Ademais, o ato administrativo deve respeitar os seguintes requisitos: competência (o autor do ato deve estar investido nas atribuições necessárias para sua produção), objeto (conteúdo em conformidade com a lei), forma (revestimento externo do ato), finalidade (resultados pretendidos) e motivo (situação concreta que autoriza a sua prática).
Mas a "Teoria Sarneyniana das Nulidades e Anulabilidades dos Atos não-jurídicos Secretos", combate os preceitos legais e constitucionais expostos, pois relativiza o nulo, fazendo crer que o nulo não é nulo; induz a idéia de que os "atos secretos" podem ser validados ex tunc.
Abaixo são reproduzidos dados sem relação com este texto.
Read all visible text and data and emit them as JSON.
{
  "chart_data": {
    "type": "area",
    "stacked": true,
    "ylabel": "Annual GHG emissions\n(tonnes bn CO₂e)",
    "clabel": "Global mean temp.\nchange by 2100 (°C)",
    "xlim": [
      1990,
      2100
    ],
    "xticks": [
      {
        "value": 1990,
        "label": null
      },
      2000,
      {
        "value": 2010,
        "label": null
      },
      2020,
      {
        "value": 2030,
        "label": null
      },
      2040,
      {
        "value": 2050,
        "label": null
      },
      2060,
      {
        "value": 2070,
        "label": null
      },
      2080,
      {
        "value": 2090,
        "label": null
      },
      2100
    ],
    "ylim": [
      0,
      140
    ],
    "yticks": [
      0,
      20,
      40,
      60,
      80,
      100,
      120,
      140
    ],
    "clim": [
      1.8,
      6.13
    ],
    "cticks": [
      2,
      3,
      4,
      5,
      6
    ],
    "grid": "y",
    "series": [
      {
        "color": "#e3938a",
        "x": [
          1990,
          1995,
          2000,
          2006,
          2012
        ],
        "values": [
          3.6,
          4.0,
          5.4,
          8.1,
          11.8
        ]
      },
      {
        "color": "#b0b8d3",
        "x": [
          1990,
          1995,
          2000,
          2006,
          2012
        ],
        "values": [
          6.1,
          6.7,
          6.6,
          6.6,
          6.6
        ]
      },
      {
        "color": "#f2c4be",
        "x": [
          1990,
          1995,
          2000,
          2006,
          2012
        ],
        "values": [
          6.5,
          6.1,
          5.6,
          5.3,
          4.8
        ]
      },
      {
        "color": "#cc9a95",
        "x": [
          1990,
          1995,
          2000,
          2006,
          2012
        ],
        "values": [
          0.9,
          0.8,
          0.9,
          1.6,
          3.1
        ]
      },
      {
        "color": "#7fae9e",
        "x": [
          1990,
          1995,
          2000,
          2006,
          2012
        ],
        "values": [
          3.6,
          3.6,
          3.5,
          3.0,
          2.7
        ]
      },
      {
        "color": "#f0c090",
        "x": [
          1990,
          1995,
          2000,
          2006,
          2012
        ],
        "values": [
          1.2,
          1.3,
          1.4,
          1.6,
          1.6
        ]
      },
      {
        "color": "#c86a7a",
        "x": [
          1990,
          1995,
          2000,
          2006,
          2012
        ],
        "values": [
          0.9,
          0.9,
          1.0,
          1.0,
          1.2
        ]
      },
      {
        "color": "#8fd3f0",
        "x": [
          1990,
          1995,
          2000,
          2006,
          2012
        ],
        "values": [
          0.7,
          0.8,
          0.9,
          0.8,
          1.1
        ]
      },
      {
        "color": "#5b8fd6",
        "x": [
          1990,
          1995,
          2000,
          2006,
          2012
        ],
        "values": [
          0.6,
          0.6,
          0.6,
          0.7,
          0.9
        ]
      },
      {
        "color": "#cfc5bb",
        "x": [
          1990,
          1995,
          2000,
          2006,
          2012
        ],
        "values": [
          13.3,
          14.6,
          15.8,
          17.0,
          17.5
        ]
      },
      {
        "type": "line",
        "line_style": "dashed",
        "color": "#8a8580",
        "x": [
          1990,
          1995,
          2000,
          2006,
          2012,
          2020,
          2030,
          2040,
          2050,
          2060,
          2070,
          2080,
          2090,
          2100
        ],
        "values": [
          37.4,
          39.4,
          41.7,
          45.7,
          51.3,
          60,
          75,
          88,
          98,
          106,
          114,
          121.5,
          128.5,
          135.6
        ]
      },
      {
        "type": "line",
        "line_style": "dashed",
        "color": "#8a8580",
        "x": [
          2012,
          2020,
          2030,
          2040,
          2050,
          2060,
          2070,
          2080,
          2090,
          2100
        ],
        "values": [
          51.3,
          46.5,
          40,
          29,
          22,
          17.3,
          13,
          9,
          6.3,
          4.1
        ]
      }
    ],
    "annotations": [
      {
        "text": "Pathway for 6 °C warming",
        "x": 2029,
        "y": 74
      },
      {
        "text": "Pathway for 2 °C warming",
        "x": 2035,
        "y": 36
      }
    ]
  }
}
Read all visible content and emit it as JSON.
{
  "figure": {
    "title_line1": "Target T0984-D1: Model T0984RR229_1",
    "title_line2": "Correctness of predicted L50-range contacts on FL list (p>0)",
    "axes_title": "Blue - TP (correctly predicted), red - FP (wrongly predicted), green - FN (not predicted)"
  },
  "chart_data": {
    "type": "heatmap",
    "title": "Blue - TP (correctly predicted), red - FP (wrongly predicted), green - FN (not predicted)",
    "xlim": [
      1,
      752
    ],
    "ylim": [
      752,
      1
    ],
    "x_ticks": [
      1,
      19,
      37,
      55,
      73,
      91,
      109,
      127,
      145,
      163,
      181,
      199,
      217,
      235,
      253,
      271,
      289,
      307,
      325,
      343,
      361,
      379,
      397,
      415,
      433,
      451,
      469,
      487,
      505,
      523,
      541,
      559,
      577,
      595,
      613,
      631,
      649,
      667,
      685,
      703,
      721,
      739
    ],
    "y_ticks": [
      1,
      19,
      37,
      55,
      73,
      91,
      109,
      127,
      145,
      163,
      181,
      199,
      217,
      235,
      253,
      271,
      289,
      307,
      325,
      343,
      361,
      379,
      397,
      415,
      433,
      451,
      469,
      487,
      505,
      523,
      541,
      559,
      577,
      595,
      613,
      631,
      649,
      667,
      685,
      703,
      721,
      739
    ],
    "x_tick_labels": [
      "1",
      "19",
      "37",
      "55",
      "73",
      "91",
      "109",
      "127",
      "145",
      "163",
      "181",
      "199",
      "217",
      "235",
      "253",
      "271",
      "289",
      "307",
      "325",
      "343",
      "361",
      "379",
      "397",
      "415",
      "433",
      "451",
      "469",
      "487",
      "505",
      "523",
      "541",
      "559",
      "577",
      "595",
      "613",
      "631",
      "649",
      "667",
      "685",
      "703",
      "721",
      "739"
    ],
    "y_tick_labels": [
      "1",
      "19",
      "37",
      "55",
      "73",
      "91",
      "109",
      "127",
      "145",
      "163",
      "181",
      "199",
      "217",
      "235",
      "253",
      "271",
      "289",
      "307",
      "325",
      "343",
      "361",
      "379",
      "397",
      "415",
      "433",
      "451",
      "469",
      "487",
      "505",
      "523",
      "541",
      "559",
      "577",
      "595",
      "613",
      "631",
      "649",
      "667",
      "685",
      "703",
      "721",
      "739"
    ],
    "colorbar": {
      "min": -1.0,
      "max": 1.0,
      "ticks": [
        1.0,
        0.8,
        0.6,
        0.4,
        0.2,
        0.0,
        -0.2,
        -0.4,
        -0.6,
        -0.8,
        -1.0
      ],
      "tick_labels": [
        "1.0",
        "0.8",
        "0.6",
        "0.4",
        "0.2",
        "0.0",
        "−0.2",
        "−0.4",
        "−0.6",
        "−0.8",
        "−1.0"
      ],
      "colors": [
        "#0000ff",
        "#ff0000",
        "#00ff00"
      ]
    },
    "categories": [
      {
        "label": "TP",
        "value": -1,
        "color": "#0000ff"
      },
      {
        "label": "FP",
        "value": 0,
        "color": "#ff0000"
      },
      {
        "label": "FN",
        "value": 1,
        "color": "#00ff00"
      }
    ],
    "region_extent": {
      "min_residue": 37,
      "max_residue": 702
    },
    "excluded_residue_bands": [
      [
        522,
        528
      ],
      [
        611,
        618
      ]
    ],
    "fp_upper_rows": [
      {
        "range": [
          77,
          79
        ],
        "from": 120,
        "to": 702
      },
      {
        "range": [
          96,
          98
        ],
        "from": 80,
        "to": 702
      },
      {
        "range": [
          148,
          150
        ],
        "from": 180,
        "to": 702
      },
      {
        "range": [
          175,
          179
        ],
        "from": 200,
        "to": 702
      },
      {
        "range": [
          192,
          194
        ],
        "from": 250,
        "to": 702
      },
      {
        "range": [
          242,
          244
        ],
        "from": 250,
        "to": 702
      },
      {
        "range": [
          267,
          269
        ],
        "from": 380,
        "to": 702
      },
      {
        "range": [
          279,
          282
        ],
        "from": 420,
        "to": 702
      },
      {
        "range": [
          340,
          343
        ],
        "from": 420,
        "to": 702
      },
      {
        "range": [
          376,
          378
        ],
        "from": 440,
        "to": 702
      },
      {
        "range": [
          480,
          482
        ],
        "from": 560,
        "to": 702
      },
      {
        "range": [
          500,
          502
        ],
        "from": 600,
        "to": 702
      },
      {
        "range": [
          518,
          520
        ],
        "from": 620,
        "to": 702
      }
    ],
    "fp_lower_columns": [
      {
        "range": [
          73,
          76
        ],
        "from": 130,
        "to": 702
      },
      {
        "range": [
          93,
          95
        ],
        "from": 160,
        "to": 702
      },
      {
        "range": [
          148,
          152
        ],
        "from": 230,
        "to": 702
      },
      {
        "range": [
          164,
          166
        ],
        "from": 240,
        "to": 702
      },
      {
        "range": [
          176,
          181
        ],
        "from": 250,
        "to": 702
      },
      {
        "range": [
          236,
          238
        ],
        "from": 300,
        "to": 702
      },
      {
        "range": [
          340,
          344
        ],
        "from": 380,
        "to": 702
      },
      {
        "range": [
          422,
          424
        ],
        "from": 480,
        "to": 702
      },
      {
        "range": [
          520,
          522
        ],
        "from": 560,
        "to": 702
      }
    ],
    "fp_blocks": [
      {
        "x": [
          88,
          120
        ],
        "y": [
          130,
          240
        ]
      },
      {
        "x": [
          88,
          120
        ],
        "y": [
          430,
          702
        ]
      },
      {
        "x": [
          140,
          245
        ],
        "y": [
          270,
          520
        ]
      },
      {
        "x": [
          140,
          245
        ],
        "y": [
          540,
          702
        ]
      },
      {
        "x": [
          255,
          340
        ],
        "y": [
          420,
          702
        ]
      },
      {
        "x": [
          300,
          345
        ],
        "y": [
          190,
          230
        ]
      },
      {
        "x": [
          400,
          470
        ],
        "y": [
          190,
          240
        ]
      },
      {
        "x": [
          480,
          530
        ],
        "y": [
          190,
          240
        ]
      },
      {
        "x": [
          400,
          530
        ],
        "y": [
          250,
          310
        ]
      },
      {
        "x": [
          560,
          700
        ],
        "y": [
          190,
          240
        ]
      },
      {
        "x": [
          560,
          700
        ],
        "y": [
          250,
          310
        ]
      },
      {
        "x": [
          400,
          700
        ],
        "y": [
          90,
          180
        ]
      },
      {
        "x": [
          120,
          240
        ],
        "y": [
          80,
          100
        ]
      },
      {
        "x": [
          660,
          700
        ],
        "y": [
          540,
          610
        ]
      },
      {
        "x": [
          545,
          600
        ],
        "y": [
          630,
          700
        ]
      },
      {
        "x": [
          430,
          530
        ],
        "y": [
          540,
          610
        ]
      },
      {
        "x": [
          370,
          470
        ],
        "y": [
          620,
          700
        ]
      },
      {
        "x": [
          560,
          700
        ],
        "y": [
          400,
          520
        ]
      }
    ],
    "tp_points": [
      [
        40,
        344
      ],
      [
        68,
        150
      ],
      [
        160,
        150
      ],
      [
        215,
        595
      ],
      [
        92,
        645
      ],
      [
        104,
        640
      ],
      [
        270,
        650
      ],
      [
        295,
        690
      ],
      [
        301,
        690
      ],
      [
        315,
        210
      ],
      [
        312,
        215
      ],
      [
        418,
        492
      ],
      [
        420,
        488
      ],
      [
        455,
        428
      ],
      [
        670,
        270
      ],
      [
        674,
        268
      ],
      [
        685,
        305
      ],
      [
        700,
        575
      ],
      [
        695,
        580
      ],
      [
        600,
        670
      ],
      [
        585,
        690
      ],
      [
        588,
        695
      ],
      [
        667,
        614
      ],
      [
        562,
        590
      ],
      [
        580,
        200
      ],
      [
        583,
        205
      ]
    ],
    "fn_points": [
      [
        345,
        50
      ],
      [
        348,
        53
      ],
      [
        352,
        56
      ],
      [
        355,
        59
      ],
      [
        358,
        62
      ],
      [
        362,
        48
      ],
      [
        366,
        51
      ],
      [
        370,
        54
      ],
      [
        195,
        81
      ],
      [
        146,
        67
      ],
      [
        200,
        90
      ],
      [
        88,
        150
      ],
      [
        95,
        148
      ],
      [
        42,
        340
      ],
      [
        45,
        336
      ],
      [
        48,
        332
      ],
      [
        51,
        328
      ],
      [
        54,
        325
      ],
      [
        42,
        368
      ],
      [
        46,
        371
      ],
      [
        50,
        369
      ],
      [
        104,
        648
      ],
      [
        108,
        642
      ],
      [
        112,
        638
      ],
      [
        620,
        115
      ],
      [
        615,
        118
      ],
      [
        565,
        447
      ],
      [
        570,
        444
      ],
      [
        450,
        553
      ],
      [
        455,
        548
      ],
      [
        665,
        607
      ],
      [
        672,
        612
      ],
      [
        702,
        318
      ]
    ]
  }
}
Lembrem-se: tudo baseado no princípio da "sobreposição dos interesses particulares e partidários em detrimento aos institucionais".
Em sentido contrário a Sarney, Celso Antônio Bandeira de Mello, leciona que o princípio da supremacia do interesse público sobre o interesse privado, "é da essência de qualquer Estado, de qualquer sociedade juridicamente organizada com fins políticos". (Elementos de Direito Administrativo. 2ª ed. Revista dos Tribunais, 1991. p. 55/58.). Bom, são as divergências jurídicas.
É certo, porém, que há casos em que o princípio da indisponibilidade do interesse público deve ser atenuado, mormente quando se tem em vista que a solução adotada pela Administração é a que melhor atenderá à ultimação deste interesse. (STF – 1ª Turma; RE n° 253885/MG; Recurso Extraordinário, Relatora Ministra Ellen Gracie Northfleet, julgado em 04/06/02).
E nesse sentido seguiu Sarney. Porém, dá análise do o Ato nº 313, de 7 de agosto de 2009, verificamos que a justificativa não passa de interpretação equivocada do art. 55 da Lei nº 9.784/1999 (regula o processo administrativo no âmbito da Administração Pública Federal), verbis: "Em decisão na qual se evidencie não acarretarem lesão ao interesse público nem prejuízo a terceiros, os atos que apresentarem defeitos sanáveis poderão ser convalidados pela própria administração".
Assim, se o vício for um vício sanável – vício de competência quanto à pessoa, desde que não exclusiva, ou vício de forma, desde que a lei não considere a forma essencial à validade do ato – a Administração pode optar entre convalidar o ato (se presentes os demais requisitos, a saber, não acarretar lesão ao interesse público, nem acarretar prejuízo ao terceiros) ou anulá-lo.
Ora, como convalidar nomeações de cargos e aumentos de salários se a Administração Pública não pode agir com fundamento meramente na vontade do agente público, mas somente amparada em lei? Qual a lei que autoriza a elaboração de atos secretos? O regimento do Senado? Sinceramente, da leitura do Regimento Interno do Senado Federal, não encontrei esta competência. Na verdade o que encontrei e me indignei foi a possibilidade do Presidente do Senado propor a transformação de sessão pública em secreta (RI, art. 48, inciso IV). Lamentável resquício da ditadura.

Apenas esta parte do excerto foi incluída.